I have three daughters. I don’t have three “adopted” daughters; I just have three amazing daughters. I have been a dad for 12 years now and I’ve had plenty of time to wonder why the word “adopted” seems to creep into so many places where I don’t think it needs to be. Pre-fatherhood, and while working for an entertainment wire service, I wrote my fair share of celebrity obituaries. Even then, it seemed strange to me that my editors insisted I distinguish someone’s surviving offspring as “adopted.” “So and so is survived by two sons and an adopted daughter,” was the kind of phrase that I still find jarring. Why does that aspect of how a child came to a family matter? It shouldn’t, but for some reason this odd practice perseveres in our culture.
Over the past dozen or so years, I have learned a lot about the concept of adoption and how it can sometimes flummox even the most well-meaning. I cannot count the number of times someone has approached me at Target, at a table in a restaurant, or even on line for a ride in Disneyland to ask what I consider to be extremely personal questions about my family. My husband and I are white and our girls are biracial. That fact has opened the door to countless people expressing their approval of us by saying something like, “You have a beautiful family.” It’s a lovely gesture, and I do not take for granted that people were not as accepting of families like mine in the not too distant past and, quite frankly, even in some present locales.
I appreciate the sentiment and the support, I really do. However, more often than not the statement is followed by the question, “Are the girls biological sisters?” or, the one that really gets me, “Are the girls real sisters?” Here’s the thing: they couldn’t be more “real sisters.” They love each other, drive one another crazy, bond over their annoying dads and share their lives together as members of our own personal party of five. So yes, they are “real” sisters. It’s such an odd question to me, because I don’t understand why anyone would feel entitled to this information. The dicier part to me is that the question is almost always asked in front of my daughters, who are being talked about as though they aren’t even present. It has happened to us enough for me to understand that there is no malice intended. It is a crime of inconsideration, of thoughtlessness.
Here’s the thing: they couldn’t be more “real sisters.” They love each other, drive one another crazy, bond over their annoying dads and share their lives together as members of our own personal party of five. So yes, they are “real” sisters.
When my girls were infants there was a pattern of something that disturbed me even more. Someone would strike up a conversation with me, usually while I was holding a baby in my arms, and we’d small talk about the joys of new parenthood. The person, always a woman, would praise my choice to be a dad, tell me how lucky the baby in my arms was and then wonder what kind of a person would be so heartless as to give up their biological child. It shocked me the first few times it happened, because I didn’t know how to respond. Let me be clear, I have never given up a child for adoption, but I have been the benefactor of someone else making that life-changing decision. I can promise you that at no point in any of my experiences with birth mothers, and fathers, did I ever see anything other than selflessness.

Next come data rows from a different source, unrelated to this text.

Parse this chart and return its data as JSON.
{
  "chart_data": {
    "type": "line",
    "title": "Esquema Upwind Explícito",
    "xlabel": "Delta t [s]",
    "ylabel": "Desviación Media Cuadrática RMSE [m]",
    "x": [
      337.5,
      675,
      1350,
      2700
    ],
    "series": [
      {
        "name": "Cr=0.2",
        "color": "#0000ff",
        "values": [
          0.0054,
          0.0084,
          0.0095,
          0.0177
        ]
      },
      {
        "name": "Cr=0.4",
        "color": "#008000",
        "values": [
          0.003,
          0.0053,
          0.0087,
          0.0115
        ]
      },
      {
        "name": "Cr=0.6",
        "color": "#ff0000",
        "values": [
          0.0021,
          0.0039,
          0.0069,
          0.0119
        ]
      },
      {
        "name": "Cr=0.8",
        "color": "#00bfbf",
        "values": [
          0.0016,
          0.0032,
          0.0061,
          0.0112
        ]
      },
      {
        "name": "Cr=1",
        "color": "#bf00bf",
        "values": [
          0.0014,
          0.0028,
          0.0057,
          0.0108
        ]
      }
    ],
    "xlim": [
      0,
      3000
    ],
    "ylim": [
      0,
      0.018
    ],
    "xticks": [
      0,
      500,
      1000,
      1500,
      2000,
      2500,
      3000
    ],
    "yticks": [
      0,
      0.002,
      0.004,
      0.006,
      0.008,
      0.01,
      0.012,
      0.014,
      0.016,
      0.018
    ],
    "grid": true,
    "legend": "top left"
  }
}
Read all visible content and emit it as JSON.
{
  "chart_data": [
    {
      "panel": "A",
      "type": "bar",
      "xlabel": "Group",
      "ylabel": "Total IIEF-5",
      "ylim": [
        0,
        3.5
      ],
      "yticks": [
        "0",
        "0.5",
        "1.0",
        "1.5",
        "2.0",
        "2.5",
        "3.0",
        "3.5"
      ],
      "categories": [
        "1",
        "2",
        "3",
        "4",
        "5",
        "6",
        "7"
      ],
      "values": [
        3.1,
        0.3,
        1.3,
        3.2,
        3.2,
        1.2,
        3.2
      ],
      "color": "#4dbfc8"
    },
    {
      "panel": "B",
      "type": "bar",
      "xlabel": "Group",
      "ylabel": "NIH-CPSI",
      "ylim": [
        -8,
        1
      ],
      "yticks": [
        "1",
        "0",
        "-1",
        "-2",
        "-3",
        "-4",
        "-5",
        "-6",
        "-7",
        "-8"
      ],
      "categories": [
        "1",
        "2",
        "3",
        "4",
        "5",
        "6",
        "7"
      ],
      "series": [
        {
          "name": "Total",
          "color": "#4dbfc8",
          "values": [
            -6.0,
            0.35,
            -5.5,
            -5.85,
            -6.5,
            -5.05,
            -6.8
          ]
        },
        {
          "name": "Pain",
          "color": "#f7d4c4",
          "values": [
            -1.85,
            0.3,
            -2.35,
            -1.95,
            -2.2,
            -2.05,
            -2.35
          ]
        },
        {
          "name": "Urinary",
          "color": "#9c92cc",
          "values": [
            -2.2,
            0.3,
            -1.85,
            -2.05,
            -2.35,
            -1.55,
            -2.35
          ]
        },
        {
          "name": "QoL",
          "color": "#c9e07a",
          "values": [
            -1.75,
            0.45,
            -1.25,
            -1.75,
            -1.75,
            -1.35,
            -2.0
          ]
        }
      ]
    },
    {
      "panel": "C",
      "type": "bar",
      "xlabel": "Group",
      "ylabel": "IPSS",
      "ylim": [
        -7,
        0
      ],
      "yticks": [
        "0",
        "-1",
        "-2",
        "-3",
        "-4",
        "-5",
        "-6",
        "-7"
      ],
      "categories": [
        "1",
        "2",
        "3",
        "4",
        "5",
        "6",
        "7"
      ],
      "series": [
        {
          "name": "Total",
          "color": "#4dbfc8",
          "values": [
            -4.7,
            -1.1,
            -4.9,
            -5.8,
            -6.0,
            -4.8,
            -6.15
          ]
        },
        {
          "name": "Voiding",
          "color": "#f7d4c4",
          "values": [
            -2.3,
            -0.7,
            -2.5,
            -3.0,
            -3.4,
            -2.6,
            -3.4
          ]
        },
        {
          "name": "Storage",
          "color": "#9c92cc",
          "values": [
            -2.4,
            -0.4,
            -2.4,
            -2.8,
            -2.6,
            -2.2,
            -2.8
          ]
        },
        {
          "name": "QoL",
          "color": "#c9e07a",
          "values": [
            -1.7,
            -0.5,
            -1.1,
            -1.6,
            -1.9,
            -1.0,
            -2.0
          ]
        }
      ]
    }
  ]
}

The decision was complicated, agonized over and ultimately followed through on for a myriad of reasons, but cavalier it was not. It’s a fool’s game to venture a guess about the process by which a child is placed for adoption, and worse to pass judgment on the parents who chose that path.
I don’t mean to sound like I have a chip on my shoulder because honestly, I could not feel more blessed or lucky to have these innocuous problems to contend with. Being a proud dad, I love nothing more than talking about my kids to anyone who will listen! I’m just looking to keep some boundaries in place. I am sure couples who took the surrogate route must routinely get equally probing questions as do those who underwent IVF. I, however, can only speak from my own experience and attempt to let people know that it’s okay for them to have some of the more prying questions left unspoken regarding my family (especially at Target). I, in turn, promise to remain an open book regarding my adoption experiences, continuing to share everything I have learned about the process with anyone who is genuinely and seriously interested in following in my parental footsteps.